Like most of the other COVID-19 vaccines that have already won Emergency Use Authorization (EUA), Novavax's (NVAX 1.45%) vaccine requires two shots spread several weeks apart. But the biotech recently announced that participants in its late-stage clinical studies will have the option to receive two additional shots. In this Motley Fool Live video recorded on April 7, Motley Fool contributors Keith Speights and Brian Orelli talk about why Novavax is making this move.
Keith Speights: Novavax, the ticker there is NVAX, recently announced that it has initiated crossover arms with its late-stage studies that are going on in the United Kingdom, and in the U.S. and Mexico. Again, these are late-stage studies of its COVID-19 vaccine. Participants in these studies will be given the choice of receiving two extra shots in addition to the two shots they already received. Brian, what's the rationale behind this move?
Brian Orelli: It's a two-for-one deal. Novavax gets twice as much data for the same number of participants.
Of course, the cost isn't the same. They're only really saving money on the recruiting costs. The people participating presumably are getting twice as much money, and then they're having to pay the doctors twice as much. But they are getting more data, so they're crossing over patients in the placebo group, they're now going to get the vaccine, and people in the vaccine group are now going to get the placebo.
I was a little surprised that they were going to do the vaccine to the placebo crossover. I figured it would be a one-way open-label study where everybody who originally got the placebo will be told, "You got the placebo, and so now we're going to give you the vaccine."
But this should theoretically give them more data by also not telling the people who got the vaccine that they got the vaccine and then giving them the placebo. I'm curious how the company is handling the people who don't want to continue the study.
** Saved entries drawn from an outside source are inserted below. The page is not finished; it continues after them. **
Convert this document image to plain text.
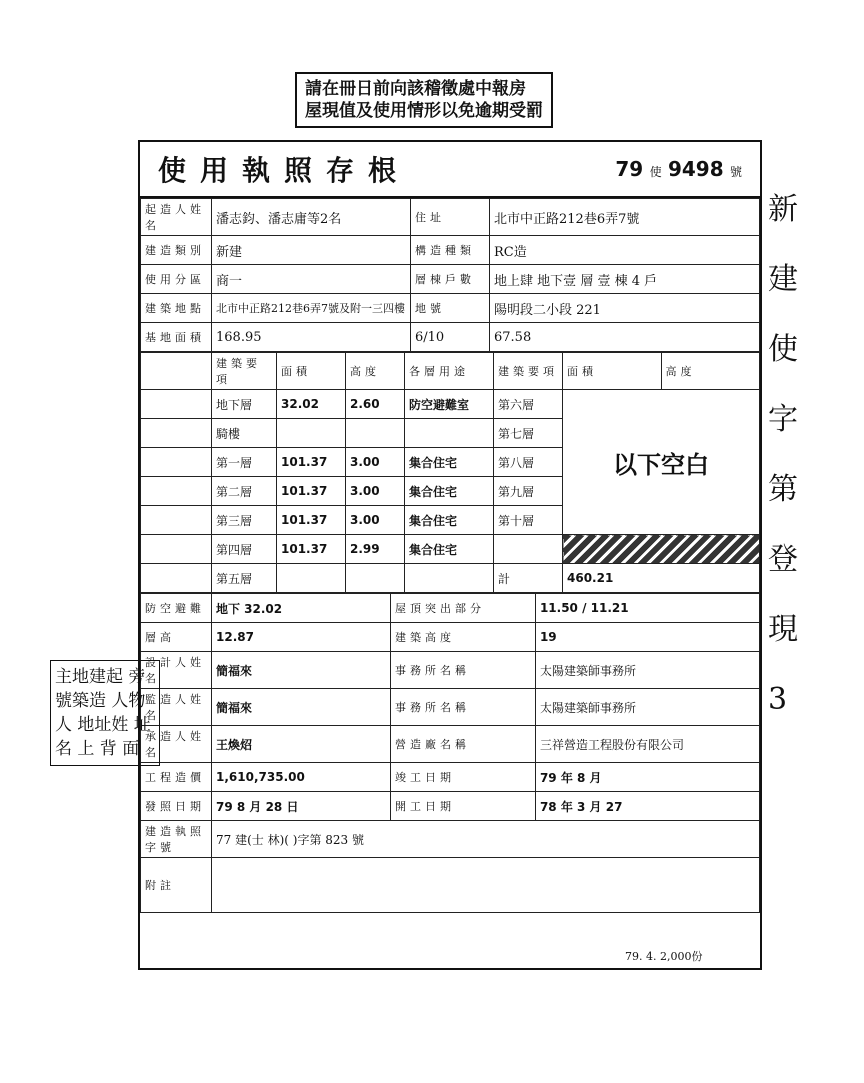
請在冊日前向該稽徵處中報房
屋現值及使用情形以免逾期受罰
使用執照存根	79 使 9498 號
起造人姓名	潘志鈞、潘志庸等2名	住址	北市中正路212巷6弄7號
建造類別	新建	構造種類	RC造
使用分區	商一	層棟戶數	地上肆 地下壹 層 壹 棟 4 戶
建築地點	北市中正路212巷6弄7號及附一三四樓	地號	陽明段二小段 221
基地面積	168.95	6/10	67.58
	建築要項	面積	高度	各層用途	建築要項	面積	高度
	地下層	32.02	2.60	防空避難室	第六層	以下空白	
	騎樓				第七層		
	第一層	101.37	3.00	集合住宅	第八層		
	第二層	101.37	3.00	集合住宅	第九層		
	第三層	101.37	3.00	集合住宅	第十層		
	第四層	101.37	2.99	集合住宅			
	第五層				計	460.21	
防空避難	地下 32.02	屋頂突出部分	11.50 / 11.21
層高	12.87	建築高度	19
設計人姓名	簡福來	事務所名稱	太陽建築師事務所
監造人姓名	簡福來	事務所名稱	太陽建築師事務所
承造人姓名	王煥炤	營造廠名稱	三祥營造工程股份有限公司
工程造價	1,610,735.00	竣工日期	79 年 8 月
發照日期	79 8 月 28 日	開工日期	78 年 3 月 27
建造執照字號	77 建(士 林)( )字第 823 號		
附註			
主地建起 旁號築造 人物人 地址姓 址名 上 背 面
79. 4. 2,000份
新建使字第 登 現 3
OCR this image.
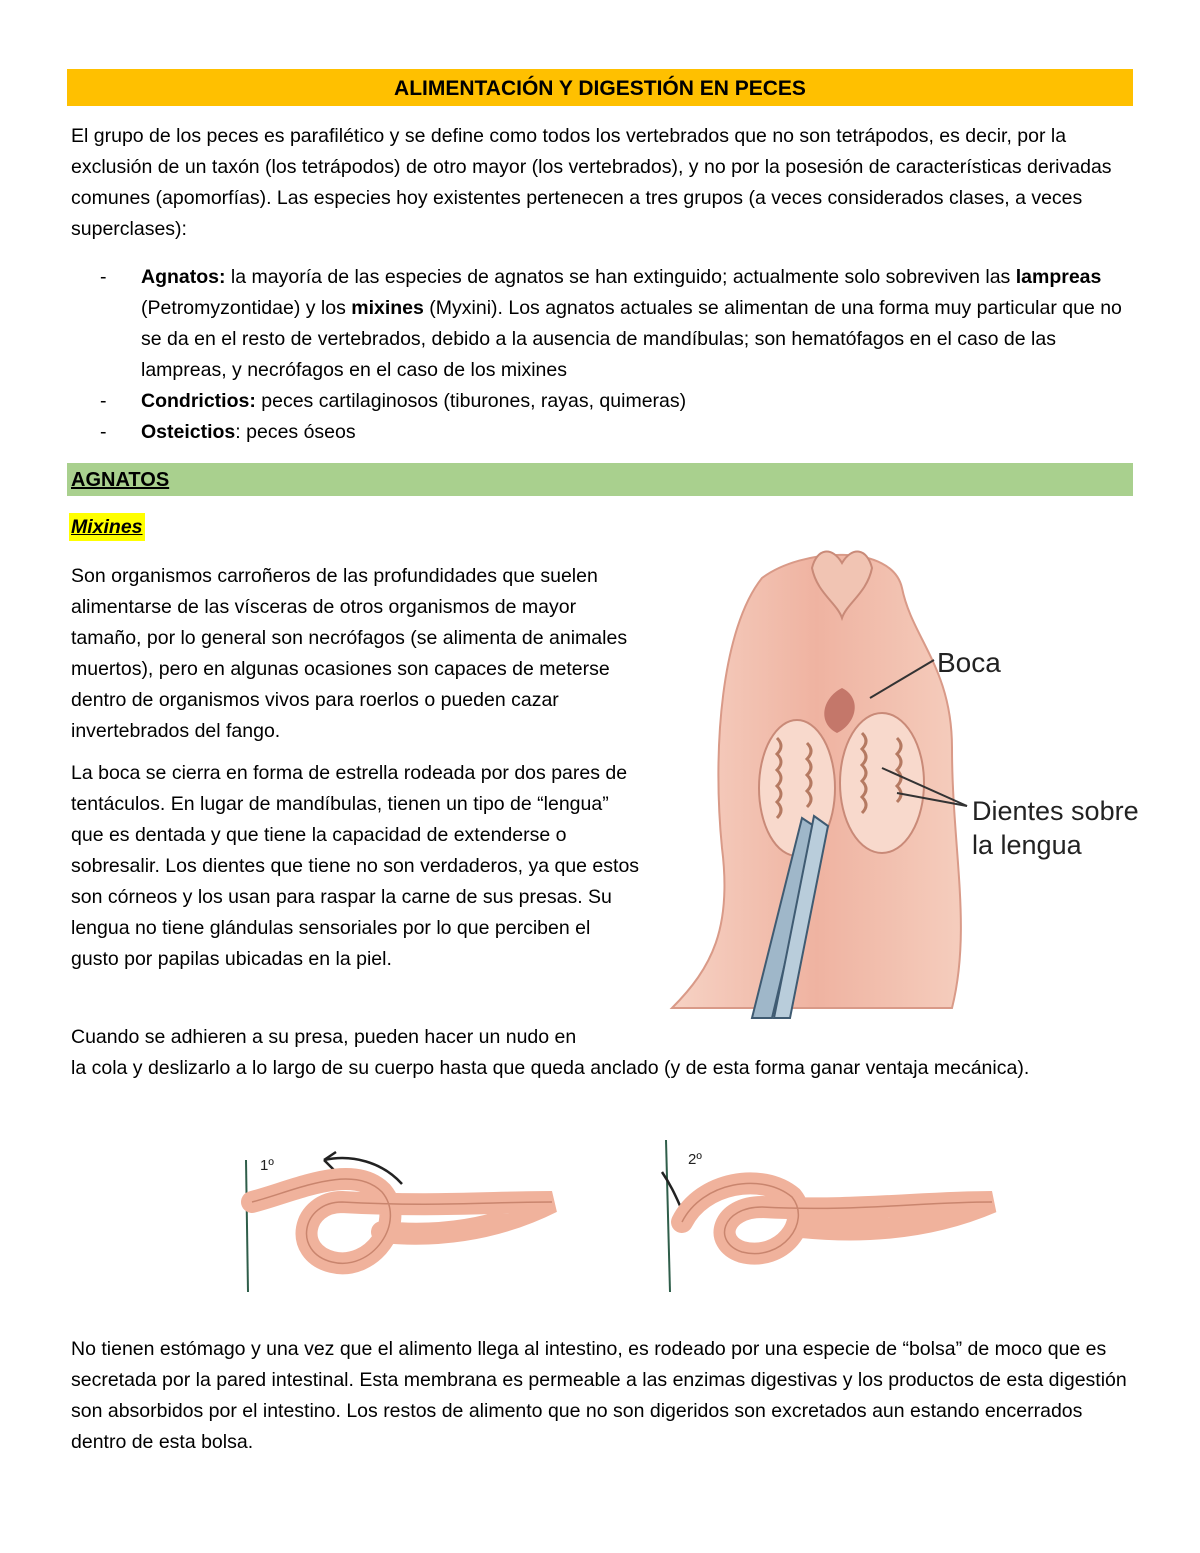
ALIMENTACIÓN Y DIGESTIÓN EN PECES
El grupo de los peces es parafilético y se define como todos los vertebrados que no son tetrápodos, es decir, por la exclusión de un taxón (los tetrápodos) de otro mayor (los vertebrados), y no por la posesión de características derivadas comunes (apomorfías). Las especies hoy existentes pertenecen a tres grupos (a veces considerados clases, a veces superclases):
- Agnatos: la mayoría de las especies de agnatos se han extinguido; actualmente solo sobreviven las lampreas (Petromyzontidae) y los mixines (Myxini). Los agnatos actuales se alimentan de una forma muy particular que no se da en el resto de vertebrados, debido a la ausencia de mandíbulas; son hematófagos en el caso de las lampreas, y necrófagos en el caso de los mixines
- Condrictios: peces cartilaginosos (tiburones, rayas, quimeras)
- Osteictios: peces óseos
AGNATOS
Mixines
Son organismos carroñeros de las profundidades que suelen alimentarse de las vísceras de otros organismos de mayor tamaño, por lo general son necrófagos (se alimenta de animales muertos), pero en algunas ocasiones son capaces de meterse dentro de organismos vivos para roerlos o pueden cazar invertebrados del fango.
La boca se cierra en forma de estrella rodeada por dos pares de tentáculos. En lugar de mandíbulas, tienen un tipo de “lengua” que es dentada y que tiene la capacidad de extenderse o sobresalir. Los dientes que tiene no son verdaderos, ya que estos son córneos y los usan para raspar la carne de sus presas. Su lengua no tiene glándulas sensoriales por lo que perciben el gusto por papilas ubicadas en la piel.
Cuando se adhieren a su presa, pueden hacer un nudo en
la cola y deslizarlo a lo largo de su cuerpo hasta que queda anclado (y de esta forma ganar ventaja mecánica).
Boca
Dientes sobre
la lengua
1º	2º
No tienen estómago y una vez que el alimento llega al intestino, es rodeado por una especie de “bolsa” de moco que es secretada por la pared intestinal. Esta membrana es permeable a las enzimas digestivas y los productos de esta digestión son absorbidos por el intestino. Los restos de alimento que no son digeridos son excretados aun estando encerrados dentro de esta bolsa.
Are they going to disclose to them which group they were in? Did they get the vaccine, or did they get the placebo.
Speights: This is a way, right, Brian, for Novavax to keep people in the study yet still be assured that they're going to get vaccinated?
Orelli: Yeah. Typically in almost every clinical trial, if you're in the placebo group, you're offered the drug, whatever it is, vaccine or whatever, after the end of the study. The chances you're going to get the placebo is because you know you'll eventually going to get this drug, and assuming it works, they'll give it to everybody.
Novavax gets extra data by then now studying in all the people who didn't get the placebo. They got a placebo originally, now they'll get more data on them getting the vaccine. Mostly I think they're looking at side effects here because, so now everybody in the clinical trial will have been vaccinated, they won't have a comparator to look at the actual rate of COVID-19 infections.
Speights: Now this will not impact Novavax's schedule or timeline for filing for Emergency Use Authorization.